Sir Ridley Scott ha dado su versión cinematográfica del emperador Napoleón en una cinta que dura dos horas cuarenta. Demasiado larga para una película como esta que se repite monótonamente. «The Economist» titulaba su reseña sobre la película con objetividad feroz: «“Napoleón” de Ridley Scott reduce el tamaño del emperador», para añadir a continuación, como atenuante, que esta «película épica muestra lo difícil que es hacer una buena película biográfica».
La verdad es que es difícil reconocer en este Napoleón, nacido en Hollywood, de Scott, que aparece sin más brújula que sus devaneos sentimentales con Josefina, al hombre que asumió y transformó el torbellino que significó la Revolución francesa sin ser arrollado por ella, cambió el mapa geopolítico de Europa y cuya aventura en España marcó no solo el inicio de su derrota, sino que fue también el golpe de gracia que movió a las juntas de las ciudades hispanoamericanas a exigir su independencia.
El Napoleón de Scott atropella espectacularmente la historia. O simplemente la ignora. Napoleón no estuvo, por ejemplo, presente, confundido entre el pueblo, en la decapitación de María Antonieta. Tampoco abandonó Egipto por el chisme de la última infidelidad de Josefina. Podría haberlo hecho si no hubiese sido Napoleón: lo que estaba en juego en esos momentos era nada menos que el poder en Francia en manos de un directorio que había perdido autoridad.

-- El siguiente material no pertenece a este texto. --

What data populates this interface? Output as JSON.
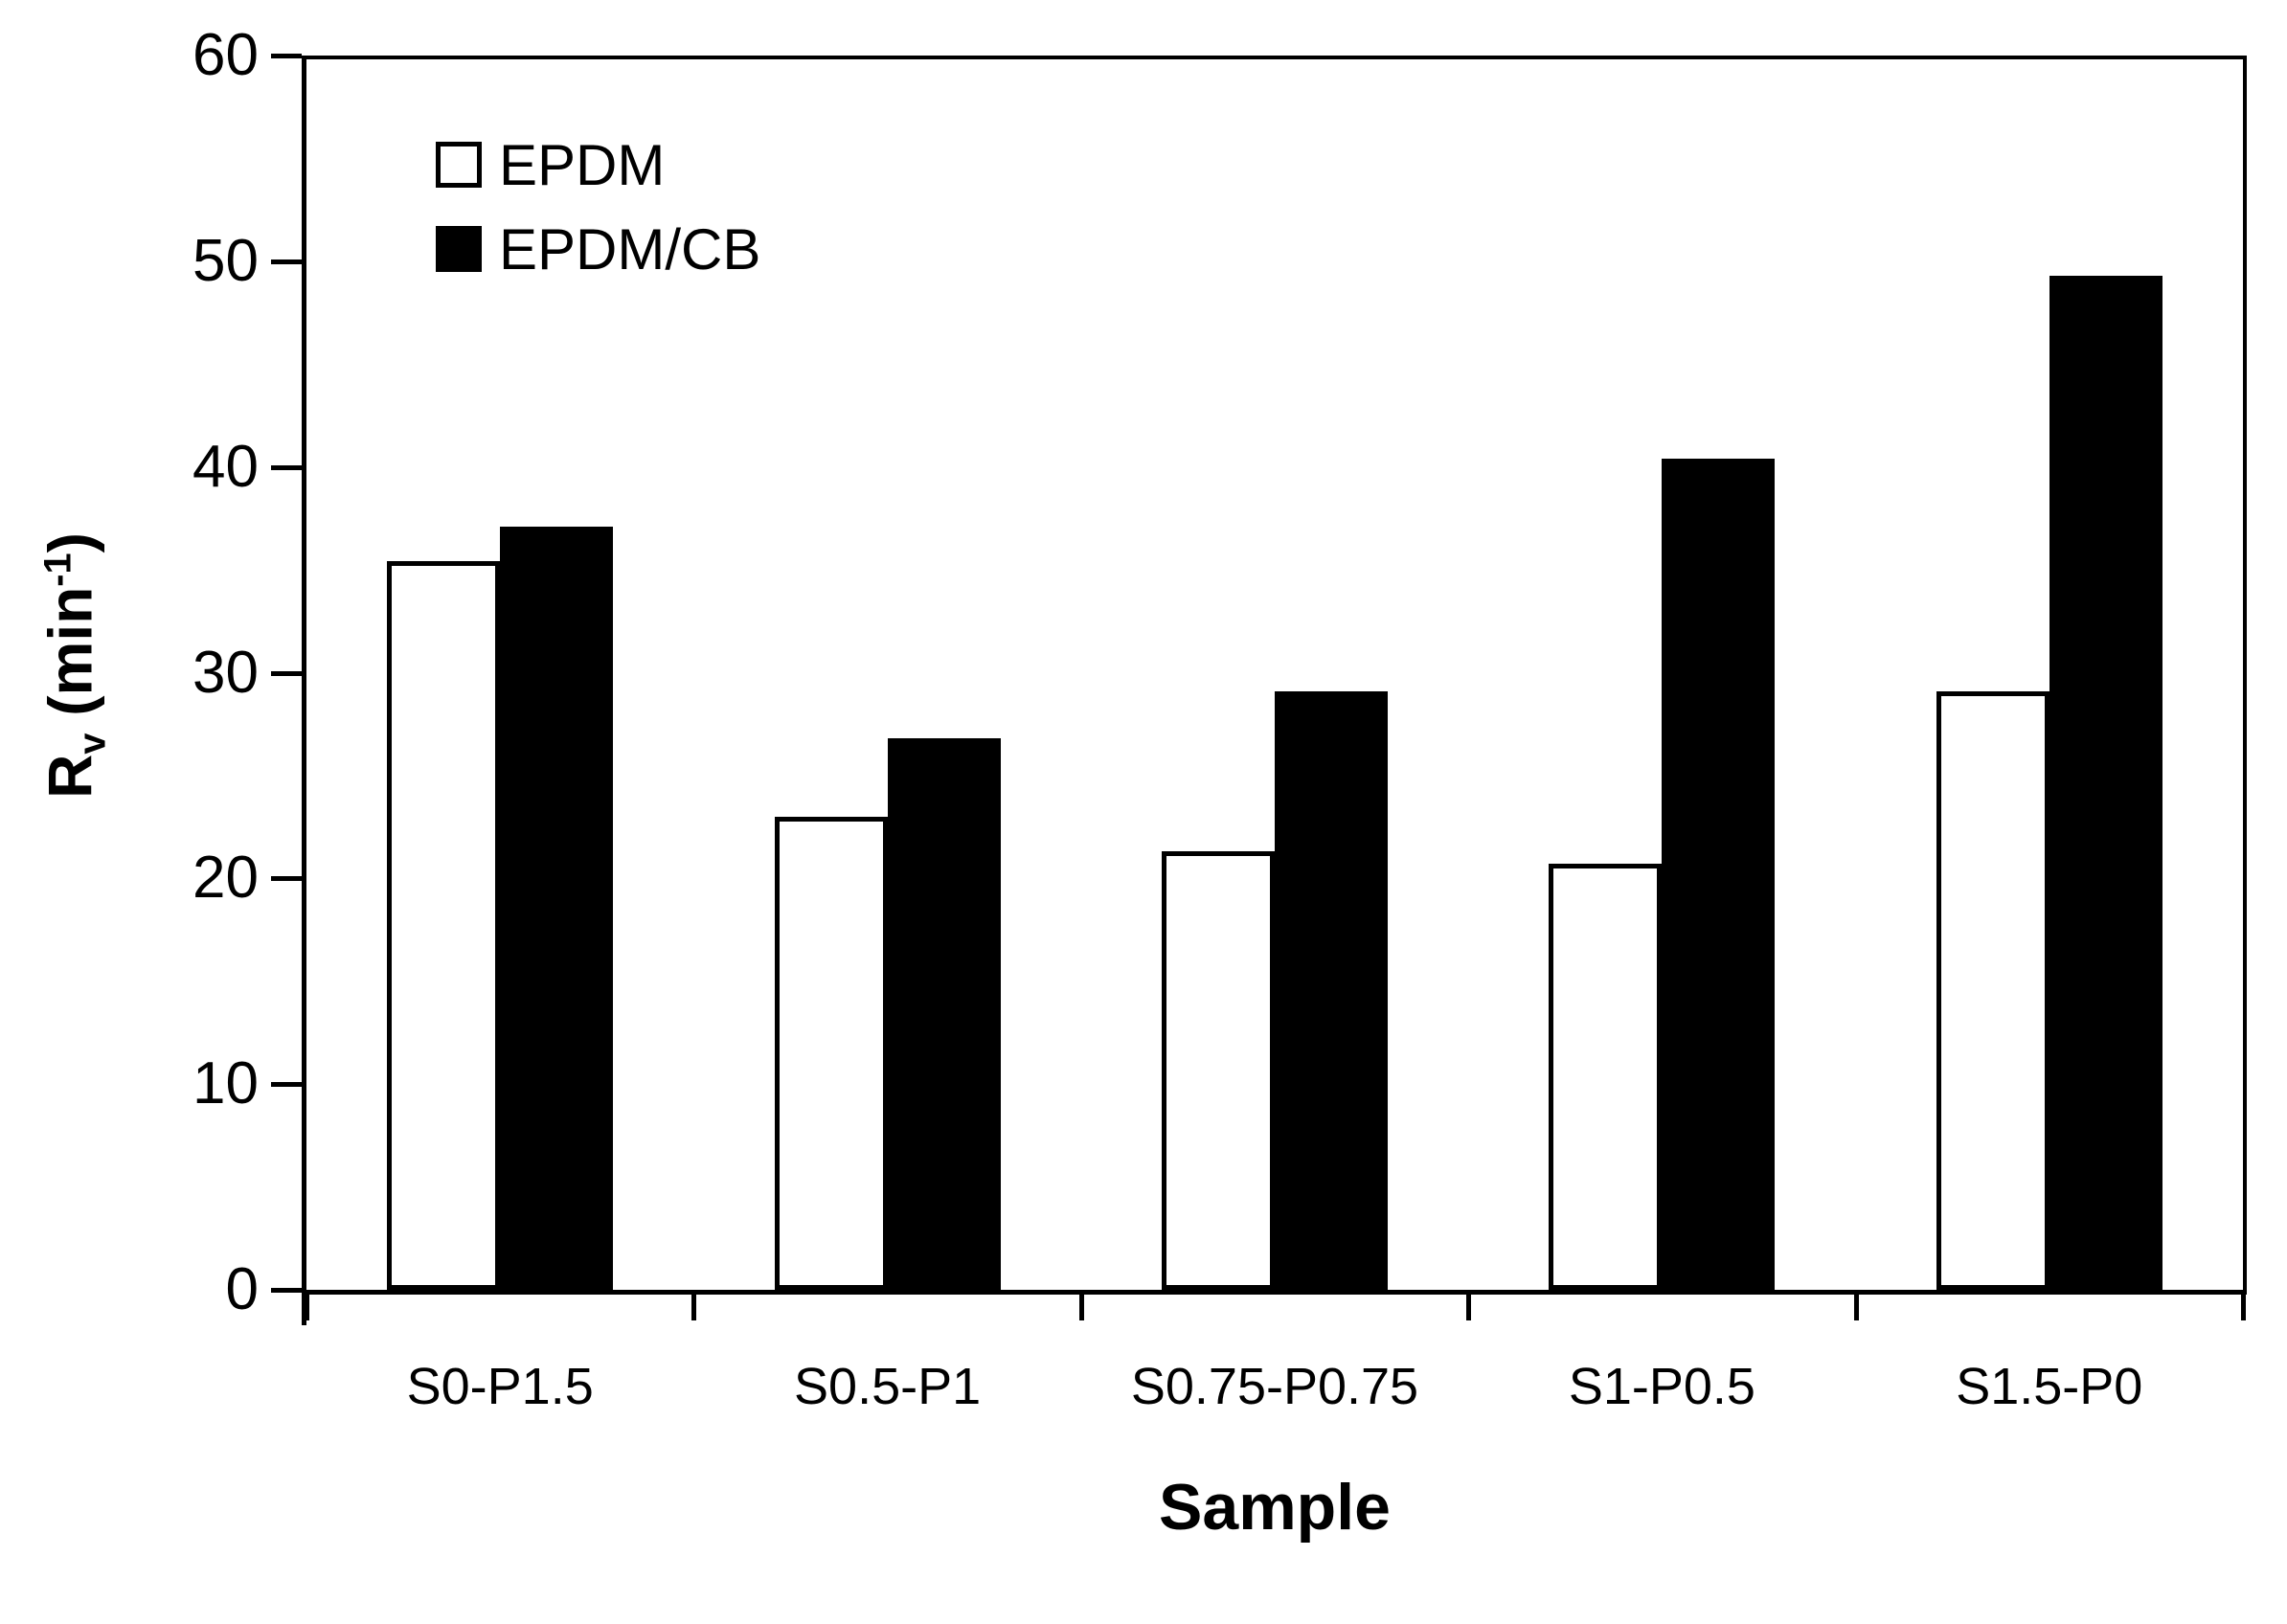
{
  "chart_data": {
    "type": "bar",
    "title": "",
    "xlabel": "Sample",
    "ylabel": {
      "symbol": "R",
      "symbol_sub": "v",
      "unit_open": " (min",
      "unit_exp": "-1",
      "unit_close": ")"
    },
    "categories": [
      "S0-P1.5",
      "S0.5-P1",
      "S0.75-P0.75",
      "S1-P0.5",
      "S1.5-P0"
    ],
    "series": [
      {
        "name": "EPDM",
        "style": "outlined",
        "fill": "#ffffff",
        "border": "#000000",
        "values": [
          35.4,
          23.0,
          21.3,
          20.7,
          29.1
        ]
      },
      {
        "name": "EPDM/CB",
        "style": "filled",
        "fill": "#000000",
        "border": "#000000",
        "values": [
          37.1,
          26.8,
          29.1,
          40.4,
          49.3
        ]
      }
    ],
    "ylim": [
      0,
      60
    ],
    "yticks": [
      0,
      10,
      20,
      30,
      40,
      50,
      60
    ],
    "grid": false,
    "legend_position": "top-left-inside",
    "colors": {
      "axis": "#000000",
      "background": "#ffffff",
      "text": "#000000"
    }
  }
}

Los años de guerra desde que Napoleón se coronó como emperador hasta su exilio definitivo a Santa Elena no fueron producto de una loca sed de conquistas, sino resultado del desbarajuste que provocó en el tablero político europeo la irrupción de la Revolución francesa. Por ello, el Congreso de Viena de 1815, realizado después de la derrota y el exilio definitivo del emperador, trató de volver al sistema político absolutista anterior a dicha Revolución.
Scott ha dicho que una película no es un libro de historia. En parte tiene razón. Pero el problema de saltársela en el caso de personajes como Napoleón tiene sus consecuencias. El personaje pierde todo contexto y la película queda sin argumento: batallas que suceden a batallas, líos de alcoba que no logran trascender su intrascendencia. ¿Es lo único que tenemos que decir sobre el emperador? ¿Es este personaje enfurruñado y caprichoso el que el historiador inglés Eric Hobsbawn identifica como «el hombre civilizado del siglo XVIII, racionalista, curioso, ilustrado, pero lo suficientemente discípulo de Rousseau para ser el hombre romántico del siglo XIX»? «Era el hombre de la Revolución», remata Hobsbawn, «y era el hombre que traía la estabilidad». Así se entiende que haya conversado con Goethe del «Fausto», que Beethoven le hubiese dedicado una sinfonía, aunque luego hubiese desistido. ¿Cómo explicar que el joven Hegel lo haya llamado el «espíritu del mundo» cuando terminaba la «Fenomenología del espíritu» en 1806?
«Dice un sabido proverbio que para un ayuda de cámara no hay ningún héroe. Yo he añadido —y Goethe lo ha repetido 10 años más tarde— que esto sucede no porque el héroe no lo sea, sino porque el otro es el ayuda de cámara. Este quita al héroe las botas, lo ayuda a acostarse, sabe que prefiere beber champán, etcétera. Las personalidades históricas, servidas en la historiografía por semejantes ayudas de cámara psicológicos quedan muy malparadas, quedan niveladas por estos sus ayudas de cámara en la misma línea, o seguramente unos peldaños más abajo, de la moralidad de estos finos conocedores de hombres».
Esta advertencia del Hegel ya maduro, en 1830, nos instruye, en otras palabras, para que no pidamos a los ayudas de cámaras pasados y presentes testimonios de grandeza.